Children Welfare
Abstract
The child welfare system in a given society aims to promote the well-being of children by ensuring their safety, achieving permanency, and promoting stronger families in which the children are raised. The first interactions with child welfare systems in most families happens when there are cases of child maltreatment. The federal law defines child maltreatment as serious harm caused to children by parents or caregivers. The harm to children may occur in the form of neglect, physical abuse, sexual abuse, or emotional abuse (McDonell & Skosireva, 2009). Such Maltreatment can also arise when the parents or caregivers allows it to happen or does nothing to prevent it from occurring to the child. In most cases, child welfare is not a single unit, rather a system that comprises organizations that include community establishments, law enforcement agencies, public social services, foster care, and health systems, among others. Child welfare is complex, and their specific procedures may vary within different jurisdictions.
Introduction
Each year, approximately six million cases of child abuse and neglect are reported while the majority go unreported (Hamilton, 2017). As such, the vice poses long-term challenges in the human and fiscal environment since they affect not only the victims but also their families. Future relationships and society at large. As such, child welfare programs should not only reach out to the victims but should also come up with holistic strategies that are far-reaching as opposed to the traditional fragmented success of the programs. As such, the program will be aimed at solving the welfare issues faced by the children while incorporating societal factors that affect families, thereby affecting the targeted children. In Florida, child neglect abuse and neglect is still alive today and has seen over 22,000 children raised in foster care. These are just the lucky few; more cases need the child welfare systems services to improve permanency outcomes for the children who, at times, will be forced to leave their homes. As such, the program will be based in Florida and will primarily address services that limit the removal rates in families and build on facilitating adoption and reunification of children in need.
Literature Review
Child welfare systems provide four main services, which include child protection investigations, family-centered services, and support, foster care, and adoption (Tarren-Sweeney, 2019). As such, the programs operate in an environment that needs accessibly throughout without fail to receive child maltreatment reports every day, day, and night. They are also faced with diverse populations, which include family histories, needs resources, cultures, and expectations (McCroskey and Meezan, 1998). Children found to have been abused or neglected may remain in their homes, but those perceived to be in danger as per the child welfare assessment are placed in out-of-home care. Initially, such care in temporary and gives the parents/guardians a chance to change their behavior, seek social support, and ensure the living environment is safe for the child to enable them to reunify them with their children. The situation if Florida is not unique, as similar child welfare issues characterize it, thus reinstating the program’s problems and the need for increased child protection services.
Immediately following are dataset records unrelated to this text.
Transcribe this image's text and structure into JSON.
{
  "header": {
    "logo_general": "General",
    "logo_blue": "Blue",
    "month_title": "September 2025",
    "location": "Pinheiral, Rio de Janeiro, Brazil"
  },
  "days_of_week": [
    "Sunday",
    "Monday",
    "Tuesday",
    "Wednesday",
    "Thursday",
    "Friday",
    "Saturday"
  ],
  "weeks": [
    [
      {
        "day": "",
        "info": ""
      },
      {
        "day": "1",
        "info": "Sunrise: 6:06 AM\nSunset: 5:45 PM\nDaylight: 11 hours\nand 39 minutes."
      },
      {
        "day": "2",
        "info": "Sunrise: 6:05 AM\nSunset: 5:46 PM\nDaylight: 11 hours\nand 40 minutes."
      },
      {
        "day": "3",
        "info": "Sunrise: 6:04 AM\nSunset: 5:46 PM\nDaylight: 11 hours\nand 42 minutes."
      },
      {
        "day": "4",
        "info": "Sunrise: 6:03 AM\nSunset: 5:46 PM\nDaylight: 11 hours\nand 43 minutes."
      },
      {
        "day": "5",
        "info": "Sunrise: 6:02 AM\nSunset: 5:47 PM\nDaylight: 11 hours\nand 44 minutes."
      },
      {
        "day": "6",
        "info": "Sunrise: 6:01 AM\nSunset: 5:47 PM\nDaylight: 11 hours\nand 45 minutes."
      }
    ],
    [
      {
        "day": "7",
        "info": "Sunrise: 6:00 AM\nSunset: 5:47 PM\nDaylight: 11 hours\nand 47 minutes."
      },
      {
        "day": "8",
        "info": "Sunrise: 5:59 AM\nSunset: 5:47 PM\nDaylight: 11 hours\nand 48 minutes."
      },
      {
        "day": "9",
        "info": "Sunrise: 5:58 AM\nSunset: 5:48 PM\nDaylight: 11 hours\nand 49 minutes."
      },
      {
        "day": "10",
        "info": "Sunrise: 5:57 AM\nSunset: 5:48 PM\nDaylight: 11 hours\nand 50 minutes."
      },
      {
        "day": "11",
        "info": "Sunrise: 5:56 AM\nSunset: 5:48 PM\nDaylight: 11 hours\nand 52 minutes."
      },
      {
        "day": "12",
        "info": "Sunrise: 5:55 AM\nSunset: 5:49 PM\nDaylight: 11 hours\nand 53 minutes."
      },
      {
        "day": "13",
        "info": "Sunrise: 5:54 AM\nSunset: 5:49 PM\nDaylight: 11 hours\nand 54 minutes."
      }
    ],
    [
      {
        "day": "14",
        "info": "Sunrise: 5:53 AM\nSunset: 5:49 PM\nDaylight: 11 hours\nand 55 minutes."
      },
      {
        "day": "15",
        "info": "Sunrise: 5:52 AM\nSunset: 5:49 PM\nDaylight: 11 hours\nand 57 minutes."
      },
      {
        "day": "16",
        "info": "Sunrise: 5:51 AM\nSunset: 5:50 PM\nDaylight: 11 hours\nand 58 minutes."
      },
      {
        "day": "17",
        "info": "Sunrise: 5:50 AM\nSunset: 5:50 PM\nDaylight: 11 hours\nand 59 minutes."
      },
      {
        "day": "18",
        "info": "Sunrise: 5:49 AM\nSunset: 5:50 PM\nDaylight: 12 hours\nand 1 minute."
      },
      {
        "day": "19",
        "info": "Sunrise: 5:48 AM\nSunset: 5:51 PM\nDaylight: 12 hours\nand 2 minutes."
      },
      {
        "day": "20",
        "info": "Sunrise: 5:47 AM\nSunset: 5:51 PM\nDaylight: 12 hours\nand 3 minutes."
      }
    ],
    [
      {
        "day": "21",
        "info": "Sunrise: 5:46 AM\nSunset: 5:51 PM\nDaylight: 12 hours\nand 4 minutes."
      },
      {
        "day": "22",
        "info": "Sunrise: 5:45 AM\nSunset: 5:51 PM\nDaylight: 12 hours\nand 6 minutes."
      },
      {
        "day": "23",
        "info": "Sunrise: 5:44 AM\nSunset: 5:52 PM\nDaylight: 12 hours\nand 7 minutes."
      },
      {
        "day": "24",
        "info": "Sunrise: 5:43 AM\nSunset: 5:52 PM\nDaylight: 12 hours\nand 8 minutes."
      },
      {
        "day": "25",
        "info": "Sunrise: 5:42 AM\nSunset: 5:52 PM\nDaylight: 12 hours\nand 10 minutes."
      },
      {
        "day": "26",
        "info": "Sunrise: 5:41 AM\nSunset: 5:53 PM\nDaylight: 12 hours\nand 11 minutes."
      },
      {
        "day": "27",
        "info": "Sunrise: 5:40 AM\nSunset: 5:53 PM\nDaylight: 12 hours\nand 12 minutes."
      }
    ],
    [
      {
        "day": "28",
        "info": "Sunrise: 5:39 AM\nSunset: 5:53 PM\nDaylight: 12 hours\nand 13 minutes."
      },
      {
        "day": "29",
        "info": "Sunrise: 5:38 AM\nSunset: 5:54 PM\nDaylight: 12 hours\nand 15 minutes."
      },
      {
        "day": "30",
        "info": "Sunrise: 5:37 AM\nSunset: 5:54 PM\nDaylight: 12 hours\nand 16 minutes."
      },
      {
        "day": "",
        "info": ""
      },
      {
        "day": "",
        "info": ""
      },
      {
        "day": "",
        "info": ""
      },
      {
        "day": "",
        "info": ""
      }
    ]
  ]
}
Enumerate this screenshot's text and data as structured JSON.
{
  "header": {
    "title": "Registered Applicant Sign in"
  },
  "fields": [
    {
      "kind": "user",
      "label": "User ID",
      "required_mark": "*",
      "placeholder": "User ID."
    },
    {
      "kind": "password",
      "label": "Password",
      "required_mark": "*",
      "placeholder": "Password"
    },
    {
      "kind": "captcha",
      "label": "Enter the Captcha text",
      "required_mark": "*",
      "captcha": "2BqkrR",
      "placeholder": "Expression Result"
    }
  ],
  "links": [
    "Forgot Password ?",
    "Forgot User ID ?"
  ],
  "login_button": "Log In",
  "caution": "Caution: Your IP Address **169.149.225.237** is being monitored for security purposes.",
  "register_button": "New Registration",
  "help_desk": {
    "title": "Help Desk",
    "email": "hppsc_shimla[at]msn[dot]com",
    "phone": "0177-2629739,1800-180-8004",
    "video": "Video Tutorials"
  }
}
To some degree, the cultural, religious, and political affiliations in a society affect children’s welfare and how the issues are handled. Typically, parents are in charge of molding the behavior and thinking of their kids and may decide how they parent their kids in the future (Cowperthwaite, 2010). This contributes to the conviction of parents in taking good care of their children, which at times is also contributed by religious beliefs. For example, in a Muslim background where girls are expected to remain virgins till marriage, they might be evicted from their families when they are involved in teenage sex, which is part of the new norm of the 21st Century. To an extension, social ills that make kids vulnerable can be accelerated by the political situation of a country. For example, in the United States, being a capitalist state, the system widens the gap between the rich and the poor, thereby leaving children from low-income families exposed.
Children welfare issues pose a great social and economic costs to the communities that do not invest resources to take care of vulnerable children. As such, child welfare programs should include abuse prevention, services like health and education, and other long term programs like housing. In the absence of these programs, the society is exposed to future social issues which include drug use and alcohol misuse, mental illnesses, juvenile offending, criminality, among others. Cost associated includes incarceration costs for the offenders, medical costs due to poor health, lowered productivity from lack of education, and the dependency on government services for upkeep when people cannot fend for themselves. As such, there is a substantial direct cost associated with child neglect. Additionally, other than the identifiable social and economic costs, it is within children and human rights, for children to receive the kind of care offered by the welfare programs.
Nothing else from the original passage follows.